Director: Jodie Foster
Cast: George Clooney, Julia Roberts, Jack O’Connell, Dominic West, Caitrona Balfe, Giancarlo Esposito
Screenplay: Jamie Linden, Alan DiFiore, Jim Kouf
98 mins. Rated R for language throughout, some sexuality and brief violence.
I actually thought Jodie Foster (The Beaver, Home for the Holidays) had directed more films. Just putting that out there.
Money Monster, a popular finance and investment TV show, is currently airing their latest episode, starring financial expert Lee Gates (George Clooney, Gravity, Hail, Caesar!). As the show is airing, a deliveryman arrives and holds the building hostage, aiming his gun right at Lee. The man who holds Gates hostage is Kyle Budwell (Jack O’Connell, Unbroken, ’71), who lost every penny he had from his mother’s inheritance by investing in IBIS after it was endorsed on Money Monster. As the building becomes a media circus, Lee has to use the aid of longtime director and colleague Patty Fenn (Julia Roberts, Notting Hill, Mother’s Day) to talk Kyle down and keep himself out of the grave.
Money Monster is an interesting idea in itself, an angry investor takes a financial expert hostage on his own show, but the fire quickly burns out on this premise. As Lee and Patty work to keep Kyle from pushing a detonator, I slowly found myself uninterested in any of the characters, a shocking notion given the chemistry between Clooney and Roberts. Then, about halfway through the film, the implausibility meters breaks off on a strange tangent that seemingly makes no sense.
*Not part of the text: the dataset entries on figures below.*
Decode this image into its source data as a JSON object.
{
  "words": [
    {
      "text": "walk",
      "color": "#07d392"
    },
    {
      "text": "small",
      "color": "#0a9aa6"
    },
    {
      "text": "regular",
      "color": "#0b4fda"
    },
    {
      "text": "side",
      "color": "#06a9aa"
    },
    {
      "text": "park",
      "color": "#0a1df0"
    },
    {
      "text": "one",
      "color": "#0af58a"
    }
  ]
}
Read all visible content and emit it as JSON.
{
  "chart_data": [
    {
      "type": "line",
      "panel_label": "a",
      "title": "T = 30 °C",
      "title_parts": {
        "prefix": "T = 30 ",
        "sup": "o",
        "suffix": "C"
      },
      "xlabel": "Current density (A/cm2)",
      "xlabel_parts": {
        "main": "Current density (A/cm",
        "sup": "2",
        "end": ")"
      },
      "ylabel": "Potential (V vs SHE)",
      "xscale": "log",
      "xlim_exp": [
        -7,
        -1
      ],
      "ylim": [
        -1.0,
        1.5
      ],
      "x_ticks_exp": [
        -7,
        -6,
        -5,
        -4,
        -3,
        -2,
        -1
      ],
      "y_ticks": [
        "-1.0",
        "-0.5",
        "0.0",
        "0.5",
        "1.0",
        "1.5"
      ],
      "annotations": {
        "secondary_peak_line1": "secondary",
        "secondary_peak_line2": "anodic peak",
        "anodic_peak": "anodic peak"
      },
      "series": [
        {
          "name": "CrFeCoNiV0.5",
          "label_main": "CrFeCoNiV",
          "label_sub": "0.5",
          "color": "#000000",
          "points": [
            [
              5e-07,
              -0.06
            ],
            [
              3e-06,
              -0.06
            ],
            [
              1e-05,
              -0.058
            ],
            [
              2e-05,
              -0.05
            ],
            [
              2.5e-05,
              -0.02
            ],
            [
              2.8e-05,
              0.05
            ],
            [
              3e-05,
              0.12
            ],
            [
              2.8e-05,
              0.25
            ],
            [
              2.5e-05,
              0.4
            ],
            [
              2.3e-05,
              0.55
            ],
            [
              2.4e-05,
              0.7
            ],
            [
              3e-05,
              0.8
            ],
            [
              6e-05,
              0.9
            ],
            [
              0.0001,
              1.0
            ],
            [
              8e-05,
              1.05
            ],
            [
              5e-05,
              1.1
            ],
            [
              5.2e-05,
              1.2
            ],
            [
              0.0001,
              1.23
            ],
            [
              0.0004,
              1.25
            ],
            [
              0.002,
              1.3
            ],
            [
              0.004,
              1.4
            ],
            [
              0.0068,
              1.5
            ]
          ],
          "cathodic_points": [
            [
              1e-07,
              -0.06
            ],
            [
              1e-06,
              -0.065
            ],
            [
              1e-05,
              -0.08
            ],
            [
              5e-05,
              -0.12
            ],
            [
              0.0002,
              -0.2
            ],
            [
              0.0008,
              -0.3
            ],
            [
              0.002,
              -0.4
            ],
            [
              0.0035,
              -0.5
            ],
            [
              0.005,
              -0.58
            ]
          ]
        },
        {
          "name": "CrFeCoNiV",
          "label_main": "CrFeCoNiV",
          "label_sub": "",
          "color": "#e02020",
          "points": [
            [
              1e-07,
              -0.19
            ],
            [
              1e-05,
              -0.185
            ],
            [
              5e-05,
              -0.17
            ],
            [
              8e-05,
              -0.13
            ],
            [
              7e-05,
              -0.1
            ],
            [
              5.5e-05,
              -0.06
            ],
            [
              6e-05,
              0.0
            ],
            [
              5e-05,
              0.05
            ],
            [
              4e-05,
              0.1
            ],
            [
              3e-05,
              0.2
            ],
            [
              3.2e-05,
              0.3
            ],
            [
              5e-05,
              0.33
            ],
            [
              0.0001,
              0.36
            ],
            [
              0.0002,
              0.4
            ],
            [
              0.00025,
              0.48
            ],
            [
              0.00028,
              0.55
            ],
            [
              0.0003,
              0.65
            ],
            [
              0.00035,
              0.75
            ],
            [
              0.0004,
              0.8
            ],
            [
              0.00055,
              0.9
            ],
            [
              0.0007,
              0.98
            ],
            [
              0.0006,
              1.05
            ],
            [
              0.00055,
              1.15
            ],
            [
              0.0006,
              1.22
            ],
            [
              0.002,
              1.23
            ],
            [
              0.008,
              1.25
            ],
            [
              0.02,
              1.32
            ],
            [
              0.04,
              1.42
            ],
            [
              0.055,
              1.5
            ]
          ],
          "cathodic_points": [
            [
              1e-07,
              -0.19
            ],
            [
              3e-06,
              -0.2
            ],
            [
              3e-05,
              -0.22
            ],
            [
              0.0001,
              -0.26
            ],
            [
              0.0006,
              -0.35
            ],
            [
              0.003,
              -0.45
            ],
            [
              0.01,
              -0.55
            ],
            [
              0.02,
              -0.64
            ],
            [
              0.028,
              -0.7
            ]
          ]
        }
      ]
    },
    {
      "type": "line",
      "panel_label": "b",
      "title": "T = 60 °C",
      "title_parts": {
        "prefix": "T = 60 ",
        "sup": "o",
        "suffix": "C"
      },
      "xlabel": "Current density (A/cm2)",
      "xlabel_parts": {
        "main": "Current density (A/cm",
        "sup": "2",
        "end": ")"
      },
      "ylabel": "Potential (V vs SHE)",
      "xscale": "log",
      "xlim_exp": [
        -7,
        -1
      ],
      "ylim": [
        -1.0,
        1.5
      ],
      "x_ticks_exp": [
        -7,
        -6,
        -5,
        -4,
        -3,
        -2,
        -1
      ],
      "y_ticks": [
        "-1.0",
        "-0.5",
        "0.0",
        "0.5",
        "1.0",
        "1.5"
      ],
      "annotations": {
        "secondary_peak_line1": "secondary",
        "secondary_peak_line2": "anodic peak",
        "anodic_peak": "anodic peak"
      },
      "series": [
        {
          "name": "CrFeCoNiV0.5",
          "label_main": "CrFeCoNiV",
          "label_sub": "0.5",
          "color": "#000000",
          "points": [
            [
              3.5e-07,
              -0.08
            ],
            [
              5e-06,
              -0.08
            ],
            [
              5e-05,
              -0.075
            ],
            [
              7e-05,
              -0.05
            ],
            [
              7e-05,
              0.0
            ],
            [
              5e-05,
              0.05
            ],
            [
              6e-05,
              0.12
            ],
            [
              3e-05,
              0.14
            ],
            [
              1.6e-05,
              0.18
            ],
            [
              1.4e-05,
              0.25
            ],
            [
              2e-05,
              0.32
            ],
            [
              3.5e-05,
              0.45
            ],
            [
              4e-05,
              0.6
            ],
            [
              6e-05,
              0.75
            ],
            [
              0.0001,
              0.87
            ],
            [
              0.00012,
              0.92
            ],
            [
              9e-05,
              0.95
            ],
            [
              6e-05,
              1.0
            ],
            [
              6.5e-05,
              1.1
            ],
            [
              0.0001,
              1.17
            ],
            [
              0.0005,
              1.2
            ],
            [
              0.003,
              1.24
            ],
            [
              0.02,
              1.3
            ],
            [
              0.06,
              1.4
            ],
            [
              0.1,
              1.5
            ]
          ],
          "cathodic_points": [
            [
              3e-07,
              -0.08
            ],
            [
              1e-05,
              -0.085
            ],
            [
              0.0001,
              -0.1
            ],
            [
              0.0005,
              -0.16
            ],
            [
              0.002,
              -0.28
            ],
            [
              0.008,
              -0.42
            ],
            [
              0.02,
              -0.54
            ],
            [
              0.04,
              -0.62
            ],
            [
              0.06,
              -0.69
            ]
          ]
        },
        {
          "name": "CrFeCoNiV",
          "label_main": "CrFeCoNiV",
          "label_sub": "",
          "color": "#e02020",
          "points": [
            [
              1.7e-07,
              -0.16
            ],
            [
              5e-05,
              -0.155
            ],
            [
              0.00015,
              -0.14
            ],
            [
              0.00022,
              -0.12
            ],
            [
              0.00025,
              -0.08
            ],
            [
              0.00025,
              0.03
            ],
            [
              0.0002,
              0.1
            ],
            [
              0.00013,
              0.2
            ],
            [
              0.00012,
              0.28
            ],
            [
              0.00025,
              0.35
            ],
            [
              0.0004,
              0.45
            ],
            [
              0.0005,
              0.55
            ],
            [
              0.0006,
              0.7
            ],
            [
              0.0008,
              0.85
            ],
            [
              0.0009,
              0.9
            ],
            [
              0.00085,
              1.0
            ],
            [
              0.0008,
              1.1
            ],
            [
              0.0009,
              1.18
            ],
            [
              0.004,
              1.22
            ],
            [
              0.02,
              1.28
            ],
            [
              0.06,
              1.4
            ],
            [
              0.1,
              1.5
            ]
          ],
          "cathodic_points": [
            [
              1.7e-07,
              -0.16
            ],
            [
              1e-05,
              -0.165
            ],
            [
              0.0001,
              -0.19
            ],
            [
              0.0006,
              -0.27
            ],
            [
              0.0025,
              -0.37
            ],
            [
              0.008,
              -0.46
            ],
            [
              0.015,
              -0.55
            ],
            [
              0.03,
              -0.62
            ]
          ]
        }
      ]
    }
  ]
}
That’s right, the ending of this film goes right off the rails and becomes rather silly.
Director Jodie Foster builds tension at the beginning of the film, but Lee Gates isn’t likable enough a character to inspire sympathy, nor really is Patty Fenn. Kyle is a rather stupid individual as well, and I don’t find myself on his side either. Really, I had a lot of difficulty deciding if who I’m supposed to root for.
All in all, Money Monster really falls flat very quickly on its intriguing premise and the movie never really gets back up. This was downright disappointing in every way.